Manovra: nel 2027 si abbandona Quota 103 e si allunga l’età lavorativa

Lorenzo Di Bari

Gennaio 4, 2026

La recente legge di bilancio, approvata il 4 gennaio 2026, segna un cambiamento significativo nella previdenza sociale italiana, adattandosi alle nuove realtà demografiche e alle risorse economiche disponibili. Il provvedimento introduce modifiche sostanziali al sistema pensionistico, ponendo fine a misure precedentemente in vigore e rivedendo i requisiti per l’accesso alla pensione.

Modifiche al sistema pensionistico

Il nuovo provvedimento elimina definitivamente Quota 103, una misura di anticipo pensionistico che permetteva il ritiro dal lavoro a partire dai 62 anni di età, con almeno 41 anni di contributi versati. Anche Opzione donna, che consentiva l’uscita anticipata per le donne con almeno 61 anni di età e 41 anni di contributi, non verrà rinnovata. Queste decisioni hanno suscitato preoccupazione tra i lavoratori che avevano pianificato il proprio futuro pensionistico sulla base di queste opzioni.

Il Ministro dell’Economia, Giancarlo Giorgetti, ha dichiarato che, se la situazione dei conti pubblici rimarrà positiva nel corso del 2026, sarà possibile rivedere il mese in più di lavoro previsto dal 2027. Questa affermazione ha sollevato speranze tra i lavoratori, che attendono ulteriori chiarimenti sulle future politiche previdenziali.

Anticipo pensionistico e nuove misure

La legge prevede il rinnovo dell’Ape sociale anche per il 2026, mantenendo il meccanismo di anticipo pensionistico per i lavoratori con mansioni gravose, che potranno ritirarsi a 63 anni e 5 mesi. Tuttavia, le risorse destinate a questi lavoratori subiranno una riduzione significativa: si prevede un taglio di 40 milioni di euro all’anno a partire dal 2033, con ulteriori riduzioni per i lavoratori precoci.

Inoltre, la manovra introduce un allineamento graduale dei requisiti per la pensione di vecchiaia all’aumento dell’aspettativa di vita. A partire dal 2028, il ddl stabilisce un incremento di tre mesi per l’accesso alla pensione, con un primo aumento di un mese previsto nel 2027.

Nuove disposizioni per i neoassunti

Dal primo luglio 2026, i neoassunti nel settore privato vedranno il loro Tfr (Trattamento di Fine Rapporto) destinato ai fondi di previdenza integrativa, a meno che non venga espressa una scelta diversa entro 60 giorni dall’assunzione. Questa misura mira a incentivare la previdenza integrativa, sebbene possa suscitare preoccupazioni tra i lavoratori riguardo alla gestione dei propri risparmi.

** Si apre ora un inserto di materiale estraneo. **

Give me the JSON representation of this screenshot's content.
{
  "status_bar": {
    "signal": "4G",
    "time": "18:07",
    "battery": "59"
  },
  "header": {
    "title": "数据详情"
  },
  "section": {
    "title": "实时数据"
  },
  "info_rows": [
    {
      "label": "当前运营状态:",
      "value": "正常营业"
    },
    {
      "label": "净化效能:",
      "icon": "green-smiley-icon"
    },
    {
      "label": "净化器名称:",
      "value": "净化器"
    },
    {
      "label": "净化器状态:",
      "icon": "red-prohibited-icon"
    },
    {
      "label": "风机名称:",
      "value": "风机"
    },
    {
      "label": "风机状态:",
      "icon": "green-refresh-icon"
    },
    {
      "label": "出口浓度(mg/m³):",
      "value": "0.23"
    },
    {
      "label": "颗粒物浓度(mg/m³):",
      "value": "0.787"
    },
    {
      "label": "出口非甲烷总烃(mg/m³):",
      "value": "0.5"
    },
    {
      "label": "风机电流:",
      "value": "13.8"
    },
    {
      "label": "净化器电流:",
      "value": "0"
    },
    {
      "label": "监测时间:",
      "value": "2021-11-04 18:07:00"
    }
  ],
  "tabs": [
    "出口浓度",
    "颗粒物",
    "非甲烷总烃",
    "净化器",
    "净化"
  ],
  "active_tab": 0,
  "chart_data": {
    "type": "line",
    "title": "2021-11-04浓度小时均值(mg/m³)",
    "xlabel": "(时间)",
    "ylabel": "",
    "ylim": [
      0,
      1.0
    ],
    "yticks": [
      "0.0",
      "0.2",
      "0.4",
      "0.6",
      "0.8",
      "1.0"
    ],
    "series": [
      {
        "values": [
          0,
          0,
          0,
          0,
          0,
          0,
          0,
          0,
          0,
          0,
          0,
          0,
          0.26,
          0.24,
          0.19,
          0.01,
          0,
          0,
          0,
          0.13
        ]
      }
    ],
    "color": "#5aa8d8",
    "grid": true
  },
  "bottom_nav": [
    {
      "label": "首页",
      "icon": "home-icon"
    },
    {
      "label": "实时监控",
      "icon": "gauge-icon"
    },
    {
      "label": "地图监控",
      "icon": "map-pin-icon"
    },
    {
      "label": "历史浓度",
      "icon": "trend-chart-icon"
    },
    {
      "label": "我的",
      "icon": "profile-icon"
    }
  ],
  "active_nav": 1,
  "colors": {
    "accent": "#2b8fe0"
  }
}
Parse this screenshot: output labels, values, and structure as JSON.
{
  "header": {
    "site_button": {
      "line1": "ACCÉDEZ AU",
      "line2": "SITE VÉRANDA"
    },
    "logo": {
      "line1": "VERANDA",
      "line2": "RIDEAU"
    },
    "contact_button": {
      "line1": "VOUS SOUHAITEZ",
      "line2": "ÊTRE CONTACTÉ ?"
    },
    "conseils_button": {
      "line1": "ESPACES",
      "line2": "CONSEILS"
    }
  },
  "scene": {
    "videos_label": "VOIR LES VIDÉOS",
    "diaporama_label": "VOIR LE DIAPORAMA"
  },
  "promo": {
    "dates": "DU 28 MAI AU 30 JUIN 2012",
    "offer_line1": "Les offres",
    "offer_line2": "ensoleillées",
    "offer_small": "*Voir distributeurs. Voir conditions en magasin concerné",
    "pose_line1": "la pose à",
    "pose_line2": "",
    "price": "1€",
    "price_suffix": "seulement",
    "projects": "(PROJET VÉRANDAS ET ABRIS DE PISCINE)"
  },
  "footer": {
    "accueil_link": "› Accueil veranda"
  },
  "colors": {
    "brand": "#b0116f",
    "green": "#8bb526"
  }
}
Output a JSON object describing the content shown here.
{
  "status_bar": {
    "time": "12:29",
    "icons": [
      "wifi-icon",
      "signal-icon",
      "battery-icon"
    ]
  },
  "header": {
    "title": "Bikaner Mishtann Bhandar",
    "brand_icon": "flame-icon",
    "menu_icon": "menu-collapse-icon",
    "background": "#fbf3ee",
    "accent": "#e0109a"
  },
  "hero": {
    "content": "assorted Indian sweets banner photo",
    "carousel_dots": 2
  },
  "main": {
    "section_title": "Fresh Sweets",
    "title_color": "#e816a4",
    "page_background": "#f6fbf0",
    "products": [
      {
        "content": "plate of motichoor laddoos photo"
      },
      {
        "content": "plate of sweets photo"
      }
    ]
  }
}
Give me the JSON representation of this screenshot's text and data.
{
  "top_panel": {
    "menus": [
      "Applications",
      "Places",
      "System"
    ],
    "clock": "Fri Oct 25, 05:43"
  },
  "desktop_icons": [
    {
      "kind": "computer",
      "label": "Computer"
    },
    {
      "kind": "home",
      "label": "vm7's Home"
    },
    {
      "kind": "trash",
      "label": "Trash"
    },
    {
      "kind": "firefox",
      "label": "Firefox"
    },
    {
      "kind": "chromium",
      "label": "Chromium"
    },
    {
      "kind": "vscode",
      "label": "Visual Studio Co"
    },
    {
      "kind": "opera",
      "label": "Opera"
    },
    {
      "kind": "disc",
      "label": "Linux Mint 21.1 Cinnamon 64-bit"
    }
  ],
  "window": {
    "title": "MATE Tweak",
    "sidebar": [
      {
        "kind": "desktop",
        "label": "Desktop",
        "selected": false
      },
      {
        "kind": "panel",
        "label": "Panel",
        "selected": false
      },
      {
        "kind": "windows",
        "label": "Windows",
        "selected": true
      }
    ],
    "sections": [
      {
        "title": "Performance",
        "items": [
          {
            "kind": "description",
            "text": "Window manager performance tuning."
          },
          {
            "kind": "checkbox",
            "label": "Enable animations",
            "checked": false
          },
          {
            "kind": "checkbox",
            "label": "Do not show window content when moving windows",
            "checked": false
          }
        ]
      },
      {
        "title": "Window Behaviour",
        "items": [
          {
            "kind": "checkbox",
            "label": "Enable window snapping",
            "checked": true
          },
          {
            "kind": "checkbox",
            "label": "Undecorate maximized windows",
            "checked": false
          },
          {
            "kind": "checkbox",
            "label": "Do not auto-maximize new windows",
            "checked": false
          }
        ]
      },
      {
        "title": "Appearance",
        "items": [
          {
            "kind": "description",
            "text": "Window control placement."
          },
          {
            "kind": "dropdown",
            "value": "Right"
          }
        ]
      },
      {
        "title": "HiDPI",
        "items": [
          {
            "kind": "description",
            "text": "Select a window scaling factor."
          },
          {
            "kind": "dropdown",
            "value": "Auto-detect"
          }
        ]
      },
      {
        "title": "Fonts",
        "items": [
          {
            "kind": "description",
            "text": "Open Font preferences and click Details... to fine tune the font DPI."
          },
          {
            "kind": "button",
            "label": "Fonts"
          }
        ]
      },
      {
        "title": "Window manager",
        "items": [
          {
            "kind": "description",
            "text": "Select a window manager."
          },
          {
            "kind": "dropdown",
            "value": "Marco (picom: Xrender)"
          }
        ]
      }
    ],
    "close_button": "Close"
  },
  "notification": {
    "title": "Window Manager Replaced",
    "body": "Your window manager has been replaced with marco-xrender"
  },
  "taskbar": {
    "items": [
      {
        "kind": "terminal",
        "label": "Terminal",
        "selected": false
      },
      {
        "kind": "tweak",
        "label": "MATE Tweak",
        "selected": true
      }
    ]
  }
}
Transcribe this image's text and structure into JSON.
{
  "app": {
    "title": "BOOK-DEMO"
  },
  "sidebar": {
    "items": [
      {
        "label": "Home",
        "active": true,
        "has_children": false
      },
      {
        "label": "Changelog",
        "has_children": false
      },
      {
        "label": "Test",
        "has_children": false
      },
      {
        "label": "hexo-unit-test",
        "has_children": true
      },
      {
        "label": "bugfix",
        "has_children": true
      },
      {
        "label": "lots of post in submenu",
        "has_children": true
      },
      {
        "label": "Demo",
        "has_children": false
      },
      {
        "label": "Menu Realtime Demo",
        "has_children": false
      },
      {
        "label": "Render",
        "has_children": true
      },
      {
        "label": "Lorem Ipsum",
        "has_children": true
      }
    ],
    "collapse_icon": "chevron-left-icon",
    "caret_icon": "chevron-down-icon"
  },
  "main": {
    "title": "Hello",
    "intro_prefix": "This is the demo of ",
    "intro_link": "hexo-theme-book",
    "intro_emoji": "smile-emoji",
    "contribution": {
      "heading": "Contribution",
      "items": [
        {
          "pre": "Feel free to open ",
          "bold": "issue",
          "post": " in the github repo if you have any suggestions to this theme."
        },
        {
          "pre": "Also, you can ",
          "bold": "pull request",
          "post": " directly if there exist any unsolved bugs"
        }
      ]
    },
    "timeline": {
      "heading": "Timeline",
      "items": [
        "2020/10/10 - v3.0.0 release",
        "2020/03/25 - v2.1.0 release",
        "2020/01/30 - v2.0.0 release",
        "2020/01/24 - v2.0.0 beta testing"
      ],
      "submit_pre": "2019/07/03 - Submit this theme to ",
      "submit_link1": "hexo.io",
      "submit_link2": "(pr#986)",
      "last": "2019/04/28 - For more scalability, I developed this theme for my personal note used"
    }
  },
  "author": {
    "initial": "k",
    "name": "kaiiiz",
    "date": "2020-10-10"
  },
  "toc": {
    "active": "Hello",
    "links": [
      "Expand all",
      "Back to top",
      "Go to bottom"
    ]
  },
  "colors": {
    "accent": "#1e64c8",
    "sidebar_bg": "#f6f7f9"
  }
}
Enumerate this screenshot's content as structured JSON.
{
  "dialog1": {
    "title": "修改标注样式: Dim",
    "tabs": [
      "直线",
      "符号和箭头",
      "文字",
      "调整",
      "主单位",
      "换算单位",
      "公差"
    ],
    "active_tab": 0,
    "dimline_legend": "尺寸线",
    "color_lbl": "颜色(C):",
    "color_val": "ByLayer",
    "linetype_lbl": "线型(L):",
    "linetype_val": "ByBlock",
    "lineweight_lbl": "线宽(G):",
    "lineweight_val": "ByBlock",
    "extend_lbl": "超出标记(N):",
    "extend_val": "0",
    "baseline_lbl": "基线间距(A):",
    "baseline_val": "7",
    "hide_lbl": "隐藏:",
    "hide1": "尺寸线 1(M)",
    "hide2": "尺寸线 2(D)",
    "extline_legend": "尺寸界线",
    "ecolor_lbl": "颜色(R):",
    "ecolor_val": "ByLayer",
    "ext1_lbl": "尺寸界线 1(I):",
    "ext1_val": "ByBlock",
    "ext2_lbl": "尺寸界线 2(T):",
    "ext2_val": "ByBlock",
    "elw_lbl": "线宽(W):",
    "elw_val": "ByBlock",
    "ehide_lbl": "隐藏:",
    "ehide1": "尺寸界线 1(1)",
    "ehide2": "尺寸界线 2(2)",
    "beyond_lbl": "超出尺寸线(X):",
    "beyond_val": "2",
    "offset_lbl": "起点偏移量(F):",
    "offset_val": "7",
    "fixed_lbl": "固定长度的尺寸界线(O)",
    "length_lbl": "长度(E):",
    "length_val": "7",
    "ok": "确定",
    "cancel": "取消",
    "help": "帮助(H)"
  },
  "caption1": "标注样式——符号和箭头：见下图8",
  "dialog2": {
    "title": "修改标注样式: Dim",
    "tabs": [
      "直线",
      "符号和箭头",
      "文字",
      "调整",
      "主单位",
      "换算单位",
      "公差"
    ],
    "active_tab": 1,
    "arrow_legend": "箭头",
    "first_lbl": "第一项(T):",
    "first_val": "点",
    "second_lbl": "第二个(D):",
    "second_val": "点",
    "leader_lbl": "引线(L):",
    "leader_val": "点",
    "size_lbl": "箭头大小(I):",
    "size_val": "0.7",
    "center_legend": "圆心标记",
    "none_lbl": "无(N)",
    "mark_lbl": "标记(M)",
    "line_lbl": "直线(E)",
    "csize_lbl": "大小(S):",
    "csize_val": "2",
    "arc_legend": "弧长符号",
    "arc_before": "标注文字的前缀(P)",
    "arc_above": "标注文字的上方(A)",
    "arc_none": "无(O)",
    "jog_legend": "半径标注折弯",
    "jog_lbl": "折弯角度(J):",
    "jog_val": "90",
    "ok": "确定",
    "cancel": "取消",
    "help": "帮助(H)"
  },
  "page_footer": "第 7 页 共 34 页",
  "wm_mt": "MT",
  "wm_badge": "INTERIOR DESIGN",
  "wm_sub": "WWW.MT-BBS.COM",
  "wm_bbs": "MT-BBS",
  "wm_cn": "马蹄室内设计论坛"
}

In un ulteriore cambiamento, la nuova legge abolisce la possibilità di cumulare i contributi versati all’INPS con quelli destinati ai fondi pensione per i lavoratori del sistema contributivo. Fonti governative hanno riferito che questa misura non ha ottenuto il successo sperato, portando alla decisione di eliminarla.

Con queste modifiche, il governo italiano si propone di affrontare le sfide legate all’invecchiamento della popolazione e alla sostenibilità del sistema previdenziale, cercando di garantire un equilibrio tra diritti dei lavoratori e disponibilità economiche. Le prossime settimane saranno cruciali per comprendere come queste nuove disposizioni influenzeranno il futuro pensionistico degli italiani.